The other aspect of healthcare that is so difficult to tackle is . . . all the other stuff . . . all the socioeconomic factors I talked about in my last post. HIV providers and advocacy organizations get this - not just on a conceptual level. They get it on a really practical level. Helping patients handle their costs, for example, is part of what they do. When I first started on medication, Dr. R inquired about what kind of insurance I had, made sure I was able to afford what I was getting, and gave me two co-pay cards that would bring my costs down to $0. Do you remember back in my first post, when I was standing in line at the Kaiser pharmacy in Oakland, and wasn't able to pay for my HIV medication because they were too expensive? After trying to work with Kaiser for six months to get some kind of financial aid, I finally called my former doctor at EBAC and asked her if she had any ideas. She put me in touch with EBAC's amazing financial aid counselor, who asked me to come down to their office the next day so that she could help me apply for ADAP - the AIDS Drug Assistance Program. ADAP is a national organization that exists solely to help HIV positive patients get access to their medication, but the way that it does this is to cover the cost of not only their medication, but any additional medical costs that might be prohibiting their access to those meds - such as insurance premiums, doctor co-pays, etc. In other words, it looks at the big picture. 

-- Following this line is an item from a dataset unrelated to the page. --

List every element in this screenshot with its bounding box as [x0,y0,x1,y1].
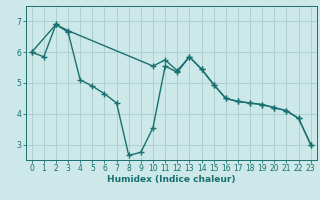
X-axis label: Humidex (Indice chaleur): Humidex (Indice chaleur) [107,175,236,184]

Income inequality, racial disparities . . . these are very real issues among the vulnerable populations that see higher rates of this disease. In order to be effective, those who practice HIV medicine have had to be about 10 steps ahead of the vast majority of healthcare when it comes to connecting and addressing all the factors that affect people's health. I don't want to make it sound like the problems are solved, because they're not. In places like DC and throughout the South, the rates are still very high. What I am saying is that my own experience, when comparing the care that I get as an HIV patient vs. the care that I get seeking treatment for any of my other conditions, is vastly different. So many of the elements that seem to be missing across our health system - a lack of coordination, patient-centeredness, communication, trust, basic human kindness, containing costs, timeliness - are in place here. In fact, when I mentioned this to my HIV doctor at Kaiser, she kind of smiled and said, "Yeah, there's something about HIV care . . . we usually figure out a way to get it right." 

I realize that replicating a model like HIV care is not like copy and paste. As I've said before, I believe every system needs its own powerful stories to enable trust. The HIV community is built on unique stories of life and death, of grief and loss, of shame and betrayal on a personal and societal level . . . stories of love and redemption, of hope and miracles. You can't fake that, or re-engineer it. But you can learn from it.